Department of Computational Biology, University of Lausanne, Lausanne, Switzerland.
Swiss Institute for Bioinformatics, University of Lausanne, Lausanne, Switzerland.
Genome Biol. 2023 Jun 8;24(1):135. doi: 10.1186/s13059-023-02973-2.
In every living species, the function of a protein depends on its organization of structural domains, and the length of a protein is a direct reflection of this. Because every species evolved under different evolutionary pressures, the protein length distribution, much like other genomic features, is expected to vary across species but has so far been scarcely studied.

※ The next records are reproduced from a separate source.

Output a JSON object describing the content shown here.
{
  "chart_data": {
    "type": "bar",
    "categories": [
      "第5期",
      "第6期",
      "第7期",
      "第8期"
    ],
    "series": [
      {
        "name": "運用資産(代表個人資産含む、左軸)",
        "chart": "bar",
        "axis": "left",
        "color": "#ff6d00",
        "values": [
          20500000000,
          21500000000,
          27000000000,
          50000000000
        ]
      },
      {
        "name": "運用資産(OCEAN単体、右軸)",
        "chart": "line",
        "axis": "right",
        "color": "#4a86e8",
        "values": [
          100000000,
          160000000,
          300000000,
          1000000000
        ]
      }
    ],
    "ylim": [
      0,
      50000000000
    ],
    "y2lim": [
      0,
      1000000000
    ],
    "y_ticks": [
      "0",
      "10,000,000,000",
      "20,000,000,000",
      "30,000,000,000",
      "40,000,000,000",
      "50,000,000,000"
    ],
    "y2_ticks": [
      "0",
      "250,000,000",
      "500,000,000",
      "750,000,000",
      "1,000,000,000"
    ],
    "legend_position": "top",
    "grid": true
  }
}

Here we evaluate this diversity by comparing protein length distribution across 2326 species (1688 bacteria, 153 archaea, and 485 eukaryotes). We find that proteins tend to be on average slightly longer in eukaryotes than in bacteria or archaea, but that the variation of length distribution across species is low, especially compared to the variation of other genomic features (genome size, number of proteins, gene length, GC content, isoelectric points of proteins). Moreover, most cases of atypical protein length distribution appear to be due to artifactual gene annotation, suggesting the actual variation of protein length distribution across species is even smaller.

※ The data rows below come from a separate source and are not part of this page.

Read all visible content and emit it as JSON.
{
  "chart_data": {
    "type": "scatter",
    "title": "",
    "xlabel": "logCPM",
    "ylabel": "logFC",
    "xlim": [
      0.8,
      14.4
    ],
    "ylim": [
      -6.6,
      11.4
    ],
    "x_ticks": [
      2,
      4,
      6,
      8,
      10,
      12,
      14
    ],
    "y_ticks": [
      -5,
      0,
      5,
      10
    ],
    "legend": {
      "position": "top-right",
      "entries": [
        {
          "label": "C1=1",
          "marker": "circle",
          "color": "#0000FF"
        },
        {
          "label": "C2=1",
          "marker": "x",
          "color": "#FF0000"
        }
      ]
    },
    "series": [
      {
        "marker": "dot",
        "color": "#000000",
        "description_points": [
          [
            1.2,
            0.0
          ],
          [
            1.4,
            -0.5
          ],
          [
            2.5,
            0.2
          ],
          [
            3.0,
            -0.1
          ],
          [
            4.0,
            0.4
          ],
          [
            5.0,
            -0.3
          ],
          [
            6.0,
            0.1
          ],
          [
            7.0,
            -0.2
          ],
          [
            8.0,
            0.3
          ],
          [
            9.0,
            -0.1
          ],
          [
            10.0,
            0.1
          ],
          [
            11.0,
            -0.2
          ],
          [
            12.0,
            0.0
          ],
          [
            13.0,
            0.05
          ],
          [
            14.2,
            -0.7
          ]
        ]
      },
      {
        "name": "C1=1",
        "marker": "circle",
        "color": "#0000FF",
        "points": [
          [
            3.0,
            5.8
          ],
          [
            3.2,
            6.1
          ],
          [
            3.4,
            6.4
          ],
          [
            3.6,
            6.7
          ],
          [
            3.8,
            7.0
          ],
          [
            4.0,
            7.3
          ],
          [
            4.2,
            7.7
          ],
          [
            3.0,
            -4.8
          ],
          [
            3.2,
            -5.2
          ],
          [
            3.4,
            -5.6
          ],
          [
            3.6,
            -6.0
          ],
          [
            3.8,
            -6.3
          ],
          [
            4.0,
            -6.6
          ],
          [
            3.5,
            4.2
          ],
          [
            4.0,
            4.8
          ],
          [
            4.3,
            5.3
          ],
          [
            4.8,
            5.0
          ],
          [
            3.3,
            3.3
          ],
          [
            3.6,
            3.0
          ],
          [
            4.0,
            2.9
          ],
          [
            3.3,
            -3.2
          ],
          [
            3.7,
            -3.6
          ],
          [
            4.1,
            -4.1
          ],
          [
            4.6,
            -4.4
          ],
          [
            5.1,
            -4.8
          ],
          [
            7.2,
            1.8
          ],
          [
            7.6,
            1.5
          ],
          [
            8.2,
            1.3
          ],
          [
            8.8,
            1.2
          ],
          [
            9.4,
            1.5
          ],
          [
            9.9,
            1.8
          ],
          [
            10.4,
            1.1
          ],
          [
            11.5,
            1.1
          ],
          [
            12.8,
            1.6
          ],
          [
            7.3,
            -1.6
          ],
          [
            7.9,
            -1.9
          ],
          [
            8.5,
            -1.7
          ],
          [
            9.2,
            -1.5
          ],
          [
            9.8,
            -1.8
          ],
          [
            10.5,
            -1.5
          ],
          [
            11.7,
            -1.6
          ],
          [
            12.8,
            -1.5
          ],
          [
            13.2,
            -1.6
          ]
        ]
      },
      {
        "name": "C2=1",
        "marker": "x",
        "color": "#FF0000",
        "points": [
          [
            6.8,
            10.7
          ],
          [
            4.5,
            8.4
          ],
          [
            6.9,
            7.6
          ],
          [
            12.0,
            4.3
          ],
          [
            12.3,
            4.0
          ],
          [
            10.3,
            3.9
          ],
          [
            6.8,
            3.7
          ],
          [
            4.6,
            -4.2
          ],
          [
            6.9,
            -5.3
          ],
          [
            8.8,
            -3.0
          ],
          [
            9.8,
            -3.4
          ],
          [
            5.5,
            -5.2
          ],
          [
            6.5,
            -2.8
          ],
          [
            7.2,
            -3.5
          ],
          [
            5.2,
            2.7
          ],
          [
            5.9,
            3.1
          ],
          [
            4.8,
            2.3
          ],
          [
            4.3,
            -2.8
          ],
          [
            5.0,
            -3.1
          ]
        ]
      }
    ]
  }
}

These results open the way for developing a genome annotation quality metric based on protein length distribution to complement conventional quality measures. Overall, our findings show that protein length distribution between living species is more uniform than previously thought. Furthermore, we also provide evidence for a universal selection on protein length, yet its mechanism and fitness effect remain intriguing open questions.
在每个生物物种中,蛋白质的功能取决于其结构域的组织,而蛋白质的长度则直接反映了这一点。由于每个物种都是在不同的进化压力下进化而来的,因此蛋白质长度的分布与其他基因组特征一样,预计会在不同物种之间有所差异,但迄今为止,这方面的研究还很少。
通过比较 2326 个物种(1688 种细菌、153 种古菌和 485 种真核生物)的蛋白质长度分布,我们评估了这种多样性。我们发现,与细菌或古菌相比,真核生物中的蛋白质平均长度略长,但物种间长度分布的变化很小,尤其是与其他基因组特征(基因组大小、蛋白质数量、基因长度、GC 含量、蛋白质等电点)的变化相比。此外,大多数非典型蛋白质长度分布的情况似乎是由于基因注释的人为因素造成的,这表明物种间蛋白质长度分布的实际变化甚至更小。
这些结果为开发基于蛋白质长度分布的基因组注释质量度量标准开辟了道路,以补充传统的质量度量标准。总的来说,我们的研究结果表明,与之前的想象相比,现存物种之间的蛋白质长度分布更加统一。此外,我们还提供了蛋白质长度普遍受到选择的证据,但这种选择的机制和适应度效应仍然是令人着迷的开放性问题。